In a nutshell, the absence of a hands-on approach to governance defined by sound democratic practices seems to sum up the woes of the citizens. They are denied the basics of security, general wellbeing and happiness for which the government exists.

At 61, security, peaceful existence and happiness which form the bedrock of any sovereignty continue to elude a greater percentage of Nigerians except the political elite who remain very few.

One major way to measure a people’s level of participation and corresponding state of happiness in democratic governance is not only in the quantity of physical infrastructure. It is much more, measured by the level of liberty the citizens exercise in freely choosing their leaders via a credible cum transparent electoral process, as well as exercise the freedom to criticise government programmes and policies particularly where their rights or liberties are endangered. Since Independence, it is no exaggeration to say that my beloved country is still grappling with elementary issues in the electoral process.

For a nation acclaimed to be among the most prosperous, Nigeria’s position by every global development index has remained at a permanent backbencher. We are ranked globally as one of the poorest nations with over 40% or about 80 million of our people living below the poverty line. In fact, a report by the World Poverty Clock presented Nigeria as a country with the most extreme poor people in the world, overtaking India which has a population seven times larger than ours.

The PMS, a product of crude oil which Nigeria has in abundance, sells above the official price of N165 in many parts of the country causing continuous price increase of other items. Where then lies our gain?

With vast agricultural and mineral resources, we cannot feed ourselves. This is an indictment on successive governments that have squandered our vast oil riches through bad leadership and brazen corruption; each administration bequeaths an economy that is lacking in progressive performance. And so, Nigerians are asking our leadership, “where is our greatness”?

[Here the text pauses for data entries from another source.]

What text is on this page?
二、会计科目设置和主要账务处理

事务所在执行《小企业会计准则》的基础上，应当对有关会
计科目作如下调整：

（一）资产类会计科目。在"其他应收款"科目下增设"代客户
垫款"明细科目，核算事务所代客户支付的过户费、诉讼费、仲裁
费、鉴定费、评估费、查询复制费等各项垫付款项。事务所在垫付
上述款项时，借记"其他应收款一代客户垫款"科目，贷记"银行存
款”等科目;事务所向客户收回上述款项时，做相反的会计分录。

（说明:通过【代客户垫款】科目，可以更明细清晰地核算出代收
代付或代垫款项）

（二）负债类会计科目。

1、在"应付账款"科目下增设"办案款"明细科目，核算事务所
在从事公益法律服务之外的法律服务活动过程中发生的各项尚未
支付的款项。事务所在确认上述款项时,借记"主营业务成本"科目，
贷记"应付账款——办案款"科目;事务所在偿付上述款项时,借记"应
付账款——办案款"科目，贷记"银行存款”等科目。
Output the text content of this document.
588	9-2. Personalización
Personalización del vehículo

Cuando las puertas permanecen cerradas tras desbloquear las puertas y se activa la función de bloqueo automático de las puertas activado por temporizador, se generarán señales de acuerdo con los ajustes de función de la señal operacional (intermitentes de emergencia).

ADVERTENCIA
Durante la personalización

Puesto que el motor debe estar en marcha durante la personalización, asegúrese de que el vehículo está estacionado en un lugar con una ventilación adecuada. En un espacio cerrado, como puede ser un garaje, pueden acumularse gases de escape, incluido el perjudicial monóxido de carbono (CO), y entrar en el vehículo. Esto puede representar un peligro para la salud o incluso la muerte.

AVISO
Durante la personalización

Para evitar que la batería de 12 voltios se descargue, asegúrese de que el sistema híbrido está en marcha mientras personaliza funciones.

At a lengthy age of existence, and in a world greatly aided by technology, we have yet and have continually demonstrated government after government, that we on our own are incapable of organising our electoral processes.

Except in the negatives, Nigeria has not recorded any heyday in her electoral process since 1960. It has been one form of disorder or the other before, during and after elections. Census wise, we still could not transparently say how many we are. Sad!

However, our journey into the second half of our diamond anniversary can and should be better. That is the hope. The responsibility is for us, Nigerians, to roll up our sleeves, demonstrate unbroken practical patriotism in every noble vocation or assignment, whether given or taken towards making Nigeria truly great.

Unless and until our political class and more especially, those in the legislative branch realise and resolve to play the game with the spirit of service to the people as footballers play for the fans’ pleasure, our nation and political birthdays even in future, will remain everything but mere ceremonies of counting numbers.